Nel settore turistico i progetti salgono a 10, per un investimento di 374.389,76 € con un contributo di 224.633,86 €, per il sostegno a investimenti nella creazione di alberghi diffusi, strutture a supporto degli itinerari e rete escursionistica Toscana (RET). Per i restanti progetti sono stati firmati contratti a sostegno di un investimento di 774.083,57€ per un totale di 415.788,63€ che riguardano il settore agricolo con le finalità di migliorare la redditività e la competitività delle aziende agricole.
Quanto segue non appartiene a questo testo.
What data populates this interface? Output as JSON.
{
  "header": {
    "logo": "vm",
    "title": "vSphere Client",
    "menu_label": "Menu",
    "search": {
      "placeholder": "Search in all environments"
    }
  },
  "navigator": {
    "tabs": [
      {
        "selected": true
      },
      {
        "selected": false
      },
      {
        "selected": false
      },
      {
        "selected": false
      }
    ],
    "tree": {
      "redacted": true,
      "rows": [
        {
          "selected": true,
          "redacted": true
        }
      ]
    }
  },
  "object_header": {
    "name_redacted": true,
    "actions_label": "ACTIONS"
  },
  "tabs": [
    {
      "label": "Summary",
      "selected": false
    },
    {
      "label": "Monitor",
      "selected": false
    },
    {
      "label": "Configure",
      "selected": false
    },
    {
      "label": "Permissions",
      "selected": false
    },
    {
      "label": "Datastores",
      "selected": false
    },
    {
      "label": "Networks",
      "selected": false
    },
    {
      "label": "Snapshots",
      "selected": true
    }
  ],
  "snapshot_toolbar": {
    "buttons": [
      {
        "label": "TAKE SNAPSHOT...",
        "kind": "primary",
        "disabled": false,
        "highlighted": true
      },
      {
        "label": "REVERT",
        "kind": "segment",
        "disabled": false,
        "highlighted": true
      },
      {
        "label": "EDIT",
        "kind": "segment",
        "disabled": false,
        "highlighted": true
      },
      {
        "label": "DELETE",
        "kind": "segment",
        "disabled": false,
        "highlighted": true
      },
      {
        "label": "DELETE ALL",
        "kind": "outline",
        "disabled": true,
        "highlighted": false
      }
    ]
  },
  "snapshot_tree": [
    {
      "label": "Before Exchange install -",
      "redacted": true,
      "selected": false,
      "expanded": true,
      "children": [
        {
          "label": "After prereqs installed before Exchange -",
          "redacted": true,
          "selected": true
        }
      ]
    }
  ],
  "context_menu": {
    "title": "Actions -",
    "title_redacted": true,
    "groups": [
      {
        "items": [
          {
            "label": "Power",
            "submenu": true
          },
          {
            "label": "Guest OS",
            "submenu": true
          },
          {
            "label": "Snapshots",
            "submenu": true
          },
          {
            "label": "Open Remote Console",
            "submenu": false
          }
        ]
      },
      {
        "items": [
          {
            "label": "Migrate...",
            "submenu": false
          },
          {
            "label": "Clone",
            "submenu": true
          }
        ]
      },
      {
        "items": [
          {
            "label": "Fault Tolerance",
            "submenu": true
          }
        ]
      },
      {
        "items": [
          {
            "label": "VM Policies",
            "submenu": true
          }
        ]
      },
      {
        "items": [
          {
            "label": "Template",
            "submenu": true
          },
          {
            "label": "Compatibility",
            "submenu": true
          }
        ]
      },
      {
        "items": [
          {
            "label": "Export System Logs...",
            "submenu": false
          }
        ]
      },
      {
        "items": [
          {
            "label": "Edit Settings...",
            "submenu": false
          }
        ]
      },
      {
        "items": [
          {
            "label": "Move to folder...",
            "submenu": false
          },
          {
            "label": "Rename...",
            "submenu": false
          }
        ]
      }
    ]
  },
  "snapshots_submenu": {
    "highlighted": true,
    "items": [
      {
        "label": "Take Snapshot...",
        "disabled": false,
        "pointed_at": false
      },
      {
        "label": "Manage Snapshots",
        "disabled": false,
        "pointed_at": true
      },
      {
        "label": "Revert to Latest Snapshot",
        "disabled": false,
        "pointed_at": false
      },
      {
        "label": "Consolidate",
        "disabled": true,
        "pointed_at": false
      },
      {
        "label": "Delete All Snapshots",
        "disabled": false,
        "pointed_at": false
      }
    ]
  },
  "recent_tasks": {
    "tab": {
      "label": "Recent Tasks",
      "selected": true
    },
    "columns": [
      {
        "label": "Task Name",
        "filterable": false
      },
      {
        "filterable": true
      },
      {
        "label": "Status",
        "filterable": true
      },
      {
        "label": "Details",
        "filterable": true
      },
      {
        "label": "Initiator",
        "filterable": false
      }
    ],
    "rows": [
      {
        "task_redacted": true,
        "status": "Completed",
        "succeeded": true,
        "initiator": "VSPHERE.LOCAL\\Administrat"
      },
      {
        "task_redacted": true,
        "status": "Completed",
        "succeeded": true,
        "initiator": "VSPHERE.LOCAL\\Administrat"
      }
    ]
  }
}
L’iter istruttorio prosegue e il Gal conta di arrivare a approvare gli ultimi contratti entro la fine del 2020 assegnando ulteriori contributi per 1.400.000,00 €.

Prima mobilità del progetto Rural SKILLS

 

Si è conclusa da poco la prima settimana di formazione dello staff organizzata nell’ambito del progetto Erasmus+ Rural SKILLS di cui il GAL MontagnAppennino è capofila.

L’evento, si è svolto nelle Fiandre in Belgio, dal 19 al 24 marzo e ha visto la partecipazione di rappresentanti dello staff e del corpo sociale dei gruppi di azione locale partecipanti al progetto, MontagnAppennino, ADRAT (Portogallo), CORANE (Portogallol), ZIED ZEME (Latvia), Medimurski doli i Bregi (Croatia) e dell’agenzia di sviluppo spagnola IRMA SL. Per lo staff del Gal MontagnAppennino hanno partecipato alla mobilità il direttore Stefano Stranieri e Mirta Sutter, che sono stati accompagnati da Andrea Bonfanti in qualità di vice presidente del GAL e Sindaco del Comune di Pescaglia e Chiara Traversari, operatrice presso l’Ecomuseo della Montagna Pistoiese, associazione facente parte del corpo sociale del GAL MontagnAppennino.

Organizzato dal partner belga, GAL Vlaamse Ardennen, l’evento ha preso avvio nella città di Gent con una visita guidata della città fiamminga. Nei giorni successivi lo staff ha avuto modo di conoscere i rappresentanti dell’amministrazione Provinciale delle Fiandre orientali e del Gal Vlaamse Ardennen, nonché degli aspetti peculiari della gestione del programma LEADER e dei GAL in Belgio. Sono stati organizzati speed date con i rappresentanti dei GAL presenti e workshop riguardanti le metodologie di animazione territoriale e di comunicazione, oltre all’opportunità di visitare buone pratiche di promozione dei prodotti tipici e del turismo nella città di Gent.

Le visite si sono poi spostate nel cuore delle Fiandre, nella città di Oudenaarde, dove si è avuto modo di visitare aziende agricole e artigianali che collaborano con il GAL, centri di accoglienza turistica e interventi di riqualificazione di chiese ed edifici storici, progetti pilota di gestione del suolo e di conoscere le produzioni tipiche del territorio come il Mattentaart IGP (dolce tipico) e innumerevoli varietà di birra. Tutti i GAL hanno inoltre partecipato a workshop e seminari riguardanti il turismo rurale, metodi di fundraising innovativi e learning networks, condividendo le proprie esperienze e portando suggerimenti e nuove idee utili ad accrescere le competenze specifiche di tutti i partecipanti, e a promuovere la cooperazione tra tutti gli operatori dello sviluppo rurale.